Management notes in each of its public filings and reports its strong
exception to the Statement of Financial Accounting Standards No. 95 as it
applies to Columbus which directs that operating cash flow must only be
determined after consideration of working capital changes. Management believes
such a requirement by GAAP ignores entirely the significant impact that the
timing of income received for, and expenses incurred on behalf of, third party
owners in properties may have on working capital. This is particularly
significant where Columbus owns only a small working interest but is the
operator.
Neither DCF nor operating cash flow before working capital changes is
allowed to be substituted for net income or for cash available from operations
as defined by GAAP. Furthermore, currently reported cash flows, however defined,
are not necessarily indicative that there will be sufficient funds for all
future cash requirements. For the nine months of 1999, GAAP cash flow was lower
than DCF but just the opposite has been true on several occasions in prior
periods.
16
<PAGE>
MANAGEMENT'S DISCUSSION AND ANALYSIS OF FINANCIAL CONDITION
AND RESULTS OF OPERATIONS - (Continued)
The Company had no natural gas price hedges in place as of August 31,
1999 however it has hedged approximately 50% of its current crude oil production
with a costless "collar" on 7,500 barrels per month for the 12 months beginning
on September 1, 1999 through August 31, 2000. The price is settled monthly
against the calendar monthly average price on the NYMEX with a $17.50 per barrel
floor and $22.25 per barrel ceiling. For any price below or above those prices
Columbus receives or pays the difference. Therefore, the Company's oil revenues
will no longer be fully exposed to the risk of declining prices such as occurred
during most of fiscal 1998 and first four months of fiscal 1999. However, the
Company was able to realize the full benefit of all price increases that
appeared late in the second quarter 1999 and throughout the third quarter since
it was not limited on a portion of its oil production to the upside by the
$22.25 price which began as of September 1st.
Columbus had outstanding bank borrowings of $5,600,000 as of August
31, 1999 against its $10,000,000 line of credit with Norwest Bank Denver, N.A.

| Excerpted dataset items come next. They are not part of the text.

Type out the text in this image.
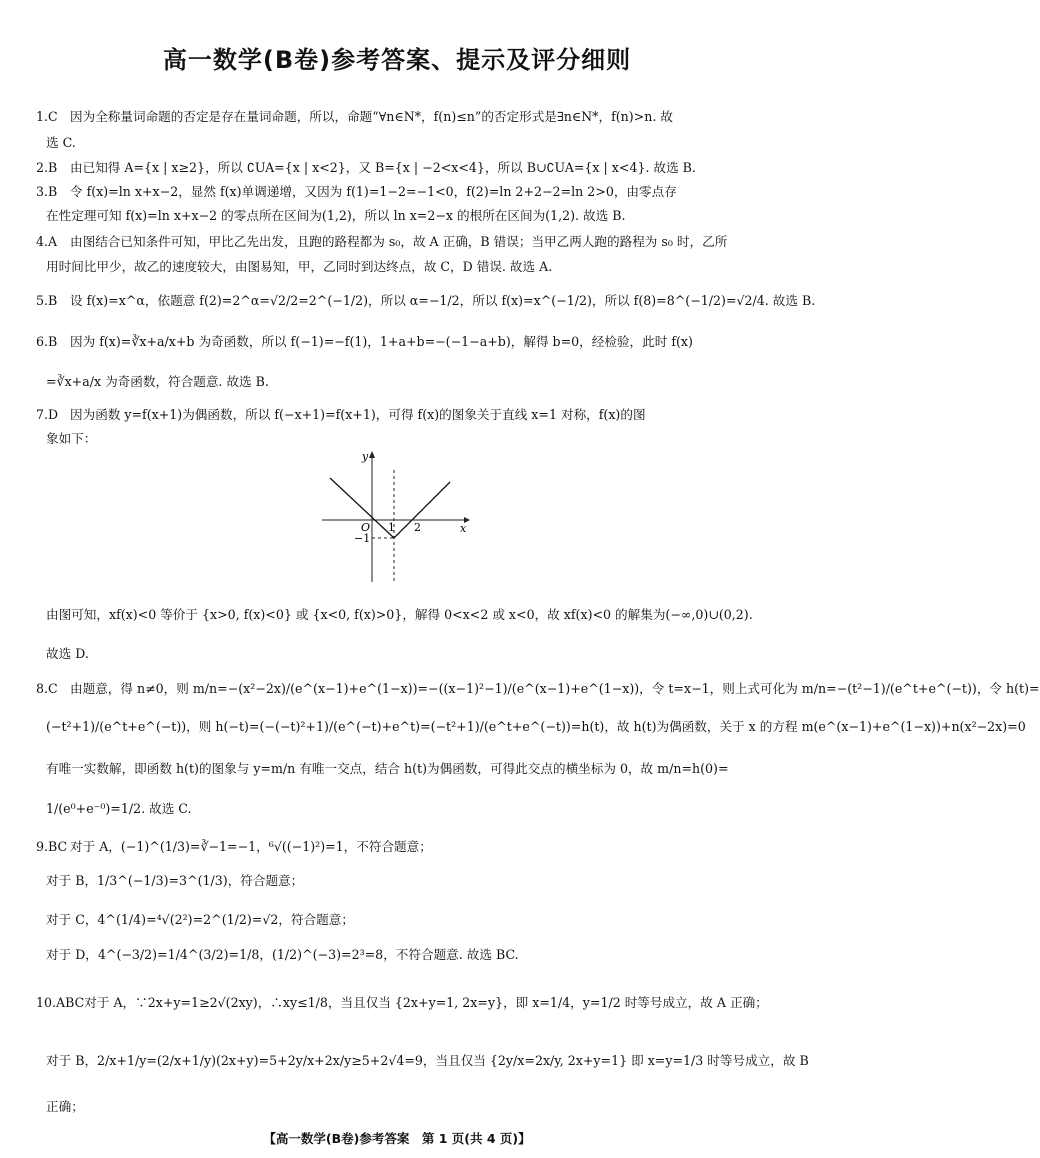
高一数学(B卷)参考答案、提示及评分细则
1.C 因为全称量词命题的否定是存在量词命题，所以，命题“∀n∈N*，f(n)≤n”的否定形式是∃n∈N*，f(n)>n. 故
选 C.
2.B 由已知得 A={x | x≥2}，所以 ∁UA={x | x<2}，又 B={x | −2<x<4}，所以 B∪∁UA={x | x<4}. 故选 B.
3.B 令 f(x)=ln x+x−2，显然 f(x)单调递增，又因为 f(1)=1−2=−1<0，f(2)=ln 2+2−2=ln 2>0，由零点存
在性定理可知 f(x)=ln x+x−2 的零点所在区间为(1,2)，所以 ln x=2−x 的根所在区间为(1,2). 故选 B.
4.A 由图结合已知条件可知，甲比乙先出发，且跑的路程都为 s₀，故 A 正确，B 错误；当甲乙两人跑的路程为 s₀ 时，乙所
用时间比甲少，故乙的速度较大，由图易知，甲，乙同时到达终点，故 C，D 错误. 故选 A.
5.B 设 f(x)=x^α，依题意 f(2)=2^α=√2/2=2^(−1/2)，所以 α=−1/2，所以 f(x)=x^(−1/2)，所以 f(8)=8^(−1/2)=√2/4. 故选 B.
6.B 因为 f(x)=∛x+a/x+b 为奇函数，所以 f(−1)=−f(1)，1+a+b=−(−1−a+b)，解得 b=0，经检验，此时 f(x)
=∛x+a/x 为奇函数，符合题意. 故选 B.
7.D 因为函数 y=f(x+1)为偶函数，所以 f(−x+1)=f(x+1)，可得 f(x)的图象关于直线 x=1 对称，f(x)的图
象如下：
y
x
O 1 2
−1
由图可知，xf(x)<0 等价于 {x>0, f(x)<0} 或 {x<0, f(x)>0}，解得 0<x<2 或 x<0，故 xf(x)<0 的解集为(−∞,0)∪(0,2).
故选 D.
8.C 由题意，得 n≠0，则 m/n=−(x²−2x)/(e^(x−1)+e^(1−x))=−((x−1)²−1)/(e^(x−1)+e^(1−x))，令 t=x−1，则上式可化为 m/n=−(t²−1)/(e^t+e^(−t))，令 h(t)=
(−t²+1)/(e^t+e^(−t))，则 h(−t)=(−(−t)²+1)/(e^(−t)+e^t)=(−t²+1)/(e^t+e^(−t))=h(t)，故 h(t)为偶函数，关于 x 的方程 m(e^(x−1)+e^(1−x))+n(x²−2x)=0
有唯一实数解，即函数 h(t)的图象与 y=m/n 有唯一交点，结合 h(t)为偶函数，可得此交点的横坐标为 0，故 m/n=h(0)=
1/(e⁰+e⁻⁰)=1/2. 故选 C.
9.BC 对于 A，(−1)^(1/3)=∛−1=−1，⁶√((−1)²)=1，不符合题意；
对于 B，1/3^(−1/3)=3^(1/3)，符合题意；
对于 C，4^(1/4)=⁴√(2²)=2^(1/2)=√2，符合题意；
对于 D，4^(−3/2)=1/4^(3/2)=1/8，(1/2)^(−3)=2³=8，不符合题意. 故选 BC.
10.ABC对于 A，∵2x+y=1≥2√(2xy)，∴xy≤1/8，当且仅当 {2x+y=1, 2x=y}，即 x=1/4，y=1/2 时等号成立，故 A 正确；
对于 B，2/x+1/y=(2/x+1/y)(2x+y)=5+2y/x+2x/y≥5+2√4=9，当且仅当 {2y/x=2x/y, 2x+y=1} 即 x=y=1/3 时等号成立，故 B
正确；
【高一数学(B卷)参考答案　第 1 页(共 4 页)】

which is collateralized by oil and gas properties. On that same date the ratio
of net long-term debt (debt less working capital) to shareholders' equity was
0.29 and to total assets was 0.18. Outstanding long term debt utilized a LIBOR
option with an average interest rate of 6.8%. Subsequent to the end of the third
quarter, Columbus has reduced bank debt by $100,000. The net increase (or
decrease) of long-term debt directly affects cash flows from financing
activities as do the purchase of treasury shares or the proceeds from the
exercise of stock options.
Working capital at August 31, 1999 declined to $1,467,000 from
$1,556,000 at November 30, 1998 for reasons discussed earlier. Actual nine
months capital expenditures related to 1999 were $2,309,000 for additions to oil
and gas properties and $1,471,000 for the purchase of 236,540 treasury shares
($6.20/share) both of which did affect working capital. However, the
aforementioned 1999 actual capital expenditures differ from the amount shown in
the consolidated Statement of Cash Flows because the latter capital expenditures
include costs which had been incurred during 1999 but had not yet been paid by
the end of the third quarter which amount was less than the unpaid expenditures
accrued at the beginning of the year.
Management has for several years been authorized from time to time by
the Board of Directors to repurchase its common shares from the market in blocks
subject to price limitations. In February, May and July 1999, authorizations
were approved to purchase 100,000, 50,000 and 50,000 shares, respectively, with
the latter two restricted to purchase prices not to exceed $6.00 per share were
17
<PAGE>
MANAGEMENT'S DISCUSSION AND ANALYSIS OF FINANCIAL CONDITION
AND RESULTS OF OPERATIONS - (Continued)
added to previous authorizations. The 100,000 share and a portion of the first
50,000 share authorization had been utilized by the end of the third quarter.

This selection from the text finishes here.